The video – which brought to the national level a similarly disgusting poster, also linking Omar to 9/11, which was displayed in the West Virginia legislature in March – had an immediate effect. Omar, who is one of the first Muslim women ever elected to Congress – has been subjected to a surge in death threats over the weekend, many of them credible, and many directly referencing the president’s video. The US Capitol Police have had to be called in to increase protection for Omar.
On Monday, Trump continued his attacks, attempting to frame the Democratic caucus as being overtaken by Omar. He tweeted: “Before Nancy, who has lost all control of Congress and is getting nothing done, decides to defend her leader, Rep. Omar, she should look at the anti-Semitic, anti-Israel and ungrateful U.S. HATE statements Omar has made. She is out of control, except for her control of Nancy!”
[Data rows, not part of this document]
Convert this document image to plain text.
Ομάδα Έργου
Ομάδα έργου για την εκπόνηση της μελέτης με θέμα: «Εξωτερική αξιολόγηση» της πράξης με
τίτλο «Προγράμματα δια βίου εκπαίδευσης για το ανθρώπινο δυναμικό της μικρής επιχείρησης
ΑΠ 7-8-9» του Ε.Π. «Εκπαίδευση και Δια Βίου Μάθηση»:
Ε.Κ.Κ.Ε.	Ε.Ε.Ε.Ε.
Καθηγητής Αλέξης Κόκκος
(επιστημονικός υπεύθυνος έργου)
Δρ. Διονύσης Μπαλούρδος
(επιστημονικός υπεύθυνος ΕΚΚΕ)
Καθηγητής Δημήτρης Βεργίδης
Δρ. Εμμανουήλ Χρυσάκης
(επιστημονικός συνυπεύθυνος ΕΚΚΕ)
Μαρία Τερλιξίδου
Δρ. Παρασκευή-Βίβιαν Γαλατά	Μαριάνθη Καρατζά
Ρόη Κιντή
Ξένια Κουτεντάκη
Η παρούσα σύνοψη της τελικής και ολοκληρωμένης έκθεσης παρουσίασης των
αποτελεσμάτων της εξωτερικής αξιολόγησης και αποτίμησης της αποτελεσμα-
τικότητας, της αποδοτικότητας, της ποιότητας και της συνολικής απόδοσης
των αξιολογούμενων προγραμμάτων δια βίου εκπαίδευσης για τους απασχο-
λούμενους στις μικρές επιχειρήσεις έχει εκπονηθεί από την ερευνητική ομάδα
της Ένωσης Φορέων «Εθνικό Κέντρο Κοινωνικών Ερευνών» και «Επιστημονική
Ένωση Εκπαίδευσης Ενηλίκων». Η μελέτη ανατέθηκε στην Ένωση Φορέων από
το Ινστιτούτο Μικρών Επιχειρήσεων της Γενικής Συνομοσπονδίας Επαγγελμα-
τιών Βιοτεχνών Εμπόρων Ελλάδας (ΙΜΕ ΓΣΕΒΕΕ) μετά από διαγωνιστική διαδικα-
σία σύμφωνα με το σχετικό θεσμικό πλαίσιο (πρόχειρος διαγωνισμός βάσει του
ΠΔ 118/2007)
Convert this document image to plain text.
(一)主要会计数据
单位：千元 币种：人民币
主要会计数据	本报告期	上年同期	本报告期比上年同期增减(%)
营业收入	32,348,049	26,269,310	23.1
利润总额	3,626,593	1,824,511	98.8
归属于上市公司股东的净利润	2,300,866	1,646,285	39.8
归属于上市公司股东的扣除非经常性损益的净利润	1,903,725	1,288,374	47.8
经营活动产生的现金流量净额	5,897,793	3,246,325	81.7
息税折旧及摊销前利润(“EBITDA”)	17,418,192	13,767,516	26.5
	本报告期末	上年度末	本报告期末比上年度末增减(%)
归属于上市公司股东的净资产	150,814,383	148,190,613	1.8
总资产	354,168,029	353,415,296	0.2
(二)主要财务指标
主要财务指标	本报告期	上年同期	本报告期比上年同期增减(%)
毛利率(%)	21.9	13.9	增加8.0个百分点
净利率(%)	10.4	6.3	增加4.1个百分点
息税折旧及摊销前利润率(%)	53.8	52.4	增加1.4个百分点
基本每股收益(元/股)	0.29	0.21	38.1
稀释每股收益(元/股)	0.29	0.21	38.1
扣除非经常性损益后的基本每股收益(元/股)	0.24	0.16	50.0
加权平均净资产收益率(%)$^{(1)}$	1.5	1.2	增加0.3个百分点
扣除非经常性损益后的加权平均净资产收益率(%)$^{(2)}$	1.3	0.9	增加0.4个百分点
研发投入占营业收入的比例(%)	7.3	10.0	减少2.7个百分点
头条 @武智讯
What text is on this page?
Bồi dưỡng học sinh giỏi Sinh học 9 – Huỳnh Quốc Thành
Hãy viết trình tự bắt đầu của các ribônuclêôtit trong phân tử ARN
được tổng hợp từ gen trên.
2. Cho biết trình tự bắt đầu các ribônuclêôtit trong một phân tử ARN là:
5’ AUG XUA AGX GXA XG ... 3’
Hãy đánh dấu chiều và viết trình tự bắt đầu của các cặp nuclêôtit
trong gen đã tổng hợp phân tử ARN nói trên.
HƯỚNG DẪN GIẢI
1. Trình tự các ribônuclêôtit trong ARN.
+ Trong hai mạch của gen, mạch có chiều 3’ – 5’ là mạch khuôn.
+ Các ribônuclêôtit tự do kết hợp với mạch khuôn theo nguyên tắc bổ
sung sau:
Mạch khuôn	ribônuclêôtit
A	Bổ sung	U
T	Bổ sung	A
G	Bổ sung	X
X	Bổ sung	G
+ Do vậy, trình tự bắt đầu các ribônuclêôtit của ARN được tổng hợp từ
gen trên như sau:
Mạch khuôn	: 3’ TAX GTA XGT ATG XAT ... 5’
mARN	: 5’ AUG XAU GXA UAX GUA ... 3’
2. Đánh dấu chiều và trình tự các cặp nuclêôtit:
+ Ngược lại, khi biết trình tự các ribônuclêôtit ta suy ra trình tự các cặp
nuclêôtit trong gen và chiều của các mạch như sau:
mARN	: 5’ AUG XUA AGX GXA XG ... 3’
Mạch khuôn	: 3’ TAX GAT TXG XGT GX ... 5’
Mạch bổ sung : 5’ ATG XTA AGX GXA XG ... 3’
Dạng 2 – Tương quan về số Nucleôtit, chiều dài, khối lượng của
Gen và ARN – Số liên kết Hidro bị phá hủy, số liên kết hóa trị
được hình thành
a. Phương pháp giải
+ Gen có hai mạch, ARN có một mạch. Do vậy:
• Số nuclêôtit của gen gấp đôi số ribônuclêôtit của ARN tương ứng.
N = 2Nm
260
Of course, it is obvious to any impartial observer that Trump doesn’t really care about anti-Semitism. Exhibit one: he defended the neo-Nazi marchers in Charlottesville in 2017 – who chanted “Jews shall not replace us” as they paraded with torches in a rally that saw a counter-protester, Heather Heyer, murdered – saying there were “fine people … on both sides.”
As if that alone wasn’t enough, the president has regularly peddled in anti-Semitic tropes, such as when he told a meeting of Jewish Republicans in 2016 “you’re not going to support me because I don’t want your money” and added, as if it would help matters, “Is there anyone in this room who doesn’t negotiate deals? Probably more than any room I’ve ever spoken.” He regularly conflates support for the Israeli government with support for American Jews, all while tolerating the proliferation of rabid anti-Semitism among his social media supporters, who often send torrents of abuse to Jewish journalists.
Given all that, his attacks on Omar are utterly transparent political opportunism: an opportunity to peddle the anti-Islamism which has been core to Trump’s political message from the very beginning of his campaign under the thinnest of veils of faux-concern for Jews.
As Maggie Haberman points out in the New York Times, it is no coincidence that Trump is returning to the core themes that exercise his base just as the 2020 presidential campaign is starting to spin up again. As one of the first Muslim women ever elected to Congress, Omar presents, for Trump, a perfect target to attempt to drive an identitarian wedge into the Democratic party.
Will it work? That’s a difficult question to answer. Certainly, the tactic has already been successful in activating Trump’s already-Islamophobic base. Sure, Omar is not always as careful with her language as she could be; and the Democratic party has already shown, when it censored her for remarks she made about the pro-Israel lobby group AIPAC that the Republicans attacked as anti-Semitic, that it is vulnerable to this kind of wedge-attack approach.
But in banking on making her a household name, Trump is relying on the Democrats to fracture; if they hold the line, Omar could become a cause celebre, demonstrating the president and the Republican party’s rank hypocrisy in decrying “identity politics” while engaging in such a nakedly identitarian assault. Anyone who truly cares about anti-Semitism should be able to see the president’s attacks for exactly what they are.